Change order for softball lighting leads to lengthy debate at Paradise council

By Mark Squibb/July 15, 2022

The Town of Paradise has approved a costly change order to the softball lighting installation project at the Milton Road ballfield, though one councillor voted against the motion as he thought the Town may have saved money if it had issued a request for proposals (RFP).

Council initially approved the work through an e-mail poll on June 29, and ratified it at the public meeting last week.

“During the installation of the new lights at the Milton Road softball field, it was discovered that the existing conduit did not have sufficient space for the new wiring for the additional lights,” explained councillor Deborah Quilty. “The current contract does not include the installation of the additional conduit to supply the necessary power thus, Town staff requested the contractor, Eastern Contracting Ltd., to provide a price for the supply and installation of the necessary conduit to complete the work.”

That price came to $41,400, HST included.

Work includes approximately 150 metres of trenching and backfill, and the supply and installation of 240 metres of conduit.
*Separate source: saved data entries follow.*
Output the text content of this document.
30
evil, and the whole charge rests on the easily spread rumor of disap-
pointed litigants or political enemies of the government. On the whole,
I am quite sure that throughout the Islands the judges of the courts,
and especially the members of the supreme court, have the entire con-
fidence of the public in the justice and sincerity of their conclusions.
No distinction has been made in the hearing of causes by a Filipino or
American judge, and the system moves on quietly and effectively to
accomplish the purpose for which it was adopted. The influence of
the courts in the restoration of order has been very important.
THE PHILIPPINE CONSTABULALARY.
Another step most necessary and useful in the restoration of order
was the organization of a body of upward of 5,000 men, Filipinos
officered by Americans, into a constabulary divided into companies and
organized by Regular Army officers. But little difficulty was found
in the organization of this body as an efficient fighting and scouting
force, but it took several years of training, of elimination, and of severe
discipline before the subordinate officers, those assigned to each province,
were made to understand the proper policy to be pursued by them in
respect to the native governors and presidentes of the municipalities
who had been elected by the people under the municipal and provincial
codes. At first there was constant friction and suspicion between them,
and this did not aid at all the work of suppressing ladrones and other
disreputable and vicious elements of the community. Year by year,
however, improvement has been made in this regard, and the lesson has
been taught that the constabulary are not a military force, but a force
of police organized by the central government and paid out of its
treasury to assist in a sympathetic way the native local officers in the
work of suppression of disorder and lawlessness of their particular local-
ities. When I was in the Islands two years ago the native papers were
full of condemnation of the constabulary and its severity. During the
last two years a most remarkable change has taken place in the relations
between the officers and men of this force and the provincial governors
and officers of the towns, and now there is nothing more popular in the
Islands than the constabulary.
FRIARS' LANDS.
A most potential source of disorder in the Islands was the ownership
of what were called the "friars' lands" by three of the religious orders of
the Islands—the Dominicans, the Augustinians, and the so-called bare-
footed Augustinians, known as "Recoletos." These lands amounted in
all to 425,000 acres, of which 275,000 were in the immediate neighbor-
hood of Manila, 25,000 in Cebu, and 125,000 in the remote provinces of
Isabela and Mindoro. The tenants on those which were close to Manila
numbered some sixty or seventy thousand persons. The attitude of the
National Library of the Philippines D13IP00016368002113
“Staff considers this price acceptable and within market range for the work, when compared with our own pre-tender estimates,” said Quilty. “There is expected to be a conduit price increase of five percent within a week, which limits the validation of the quote. For this reason, it was decided to go to an e-mail poll of council for accelerated approval to lock in the material cost.”

Quilty said there were discussions regarding the value of the change order in relation to the overall contract value and the inability to determine whether the contract would be the lowest price in an open bid process, and the impact this change order will have on the project schedule and use of the field.
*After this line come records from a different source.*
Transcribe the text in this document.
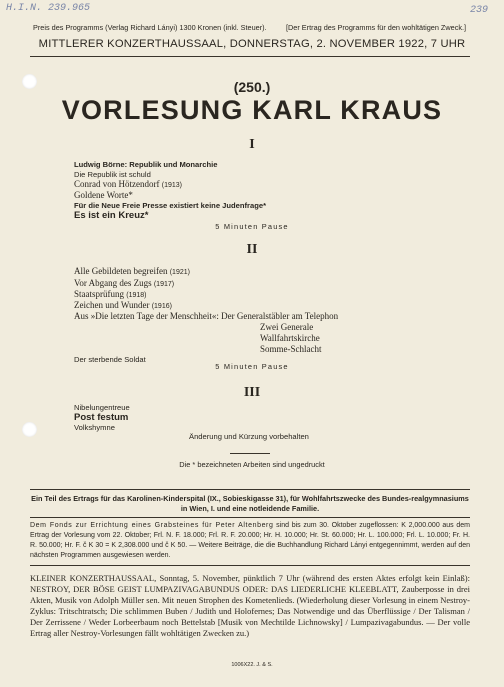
H.I.N. 239.965	239
Preis des Programms (Verlag Richard Lányi) 1300 Kronen (inkl. Steuer).	[Der Ertrag des Programms für den wohltätigen Zweck.]
MITTLERER KONZERTHAUSSAAL, DONNERSTAG, 2. NOVEMBER 1922, 7 UHR
(250.)
VORLESUNG KARL KRAUS
I
Ludwig Börne: Republik und Monarchie
Die Republik ist schuld
Conrad von Hötzendorf (1913)
Goldene Worte*
Für die Neue Freie Presse existiert keine Judenfrage*
Es ist ein Kreuz*
5 Minuten Pause
II
Alle Gebildeten begreifen (1921)
Vor Abgang des Zugs (1917)
Staatsprüfung (1918)
Zeichen und Wunder (1916)
Aus »Die letzten Tage der Menschheit«: Der Generalstäbler am Telephon
Zwei Generale
Wallfahrtskirche
Somme-Schlacht
Der sterbende Soldat
5 Minuten Pause
III
Nibelungentreue
Post festum
Volkshymne
Änderung und Kürzung vorbehalten
Die * bezeichneten Arbeiten sind ungedruckt
Ein Teil des Ertrags für das Karolinen-Kinderspital (IX., Sobieskigasse 31), für Wohlfahrtszwecke des Bundes-realgymnasiums in Wien, I. und eine notleidende Familie.
Dem Fonds zur Errichtung eines Grabsteines für Peter Altenberg sind bis zum 30. Oktober zugeflossen: K 2,000.000 aus dem Ertrag der Vorlesung vom 22. Oktober; Frl. N. F. 18.000; Frl. R. F. 20.000; Hr. H. 10.000; Hr. St. 60.000; Hr. L. 100.000; Frl. L. 10.000; Fr. H. R. 50.000; Hr. F. č K 30 = K 2,308.000 und č K 50. — Weitere Beiträge, die die Buchhandlung Richard Lányi entgegennimmt, werden auf den nächsten Programmen ausgewiesen werden.
KLEINER KONZERTHAUSSAAL, Sonntag, 5. November, pünktlich 7 Uhr (während des ersten Aktes erfolgt kein Einlaß): NESTROY, DER BÖSE GEIST LUMPAZIVAGABUNDUS ODER: DAS LIEDERLICHE KLEEBLATT, Zauberposse in drei Akten, Musik von Adolph Müller sen. Mit neuen Strophen des Kometenlieds. (Wiederholung dieser Vorlesung in einem Nestroy-Zyklus: Tritschtratsch; Die schlimmen Buben / Judith und Holofernes; Das Notwendige und das Überflüssige / Der Talisman / Der Zerrissene / Weder Lorbeerbaum noch Bettelstab [Musik von Mechtilde Lichnowsky] / Lumpazivagabundus. — Der volle Ertrag aller Nestroy-Vorlesungen fällt wohltätigen Zwecken zu.)
1006X22. J. & S.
The e-poll carried 6-1, with councillor Carew standing as the lone member opposed.

Carew spoke briefly to his opposition to the motion.

“The question, for clarification, was asked, ‘Would the delay in completing this work impact user groups that use that facility,’ and the answer from our Infrastructure and Engineering Director was ‘No,’” said Carew.

The cost of the work was Carew’s biggest objection.

“This change order represents just over 57 percent of the current project cost estimate, and when you add in the change order number one, it’s just over 71 percent of the original cost estimate. Your Worship, because of all those factors, and in the interest of financial transparency to residents, I voted ‘No,’ in this e-poll to this change order because I feel that because of the large percentage of the original scope of cost we should be going to an RFP.”

The actual cost of the project did not come up at the meeting

Council approved the installation of lights at the Milton Road softball pitch in December 2021.

The original cost of the project, which was bundled with the installation of solar lights at Paradise Park, was $57,810. That was for installation, as the lights had been purchased earlier, and did not include the cost of the first change order.

Councillor Elizabeth Laurie argued the latest change order was unfortunate, but she still felt confident in voting in favour of it.

“We’ve run into situations like this quite often, and it’ is unfortunate, no one wants to see change orders, but sometimes we can’t do anything but go with what comes to it,” said Laurie. “It was a significant change order but, I don’t know if we would actually have any cost savings if we went out to RFP because the work still has to be done. The work is the work, it is what it is. The contractor was there already, we can get it done, and get it done in time, we have a five percent increase coming for the conduit, so I think it was important to get that done as quickly as possible.”

Councillor Patrick Martin echoed Laurie’s remarks.

“It’s unfortunate,” said Martin. “No one likes to see change orders, but it does happen from time to time. I thought it was important to get the lights done, and the five percent increase would have been another major amount of money that we took on if we had waited any longer to do it. And going to an RFP doesn’t mean we’re going to have cost savings.”

Larry Vaters voiced his two cents worth as to why he voted in favour of the change order, despite the high cost.

“I voted to approve to process based upon the idea that there was a contractor on site, there was an economy of scale, there was the benefit of efficiency of having someone there already, there is the benefit of staff time, there is an allocation of time for each to these projects that we need to be cognizant of, and when a piece of work goes out to an RFP, we want to be able to move on to something else, because there’s lots of work to be done,” said Vaters. “I was obviously very cognizant of the cost. As councillor Carew correctly noted, there was a very significant cost to this particular work, no question about it. But I wasn’t satisfied that going through another RFP proces, would have reduced that burden to the town. Maybe it would have, maybe it wouldn’t have, but what it would definitely have done is enhance the time in a negative way to complete the project.”

Deputy Mayor Kimberley Street agreed.

“I supported this too because of the time constraints that are put in place,” said Street, who added that due to rising costs over the last several months, the original contract would likely be much more expensive in today’s dollars. “I think it’s all relative to the increase being extreme, because of the way all prices have increased significantly in the last six to eight months, I think it’s all relative to that.”

Councillor Quilty, who brought forward the motion, had the final say.

“It’s work that needs to be done, and in lieu of the time of the year, it’s a project that has to be finished, and based on the cost and the pricing, if an RFP had gone out, it may come back less, or it may come back higher, but at the end of the day, we did the right thing here,” said Quilty.

When put to a vote, Carew, not swayed by the other councillors’ arguments, voted against the ratification.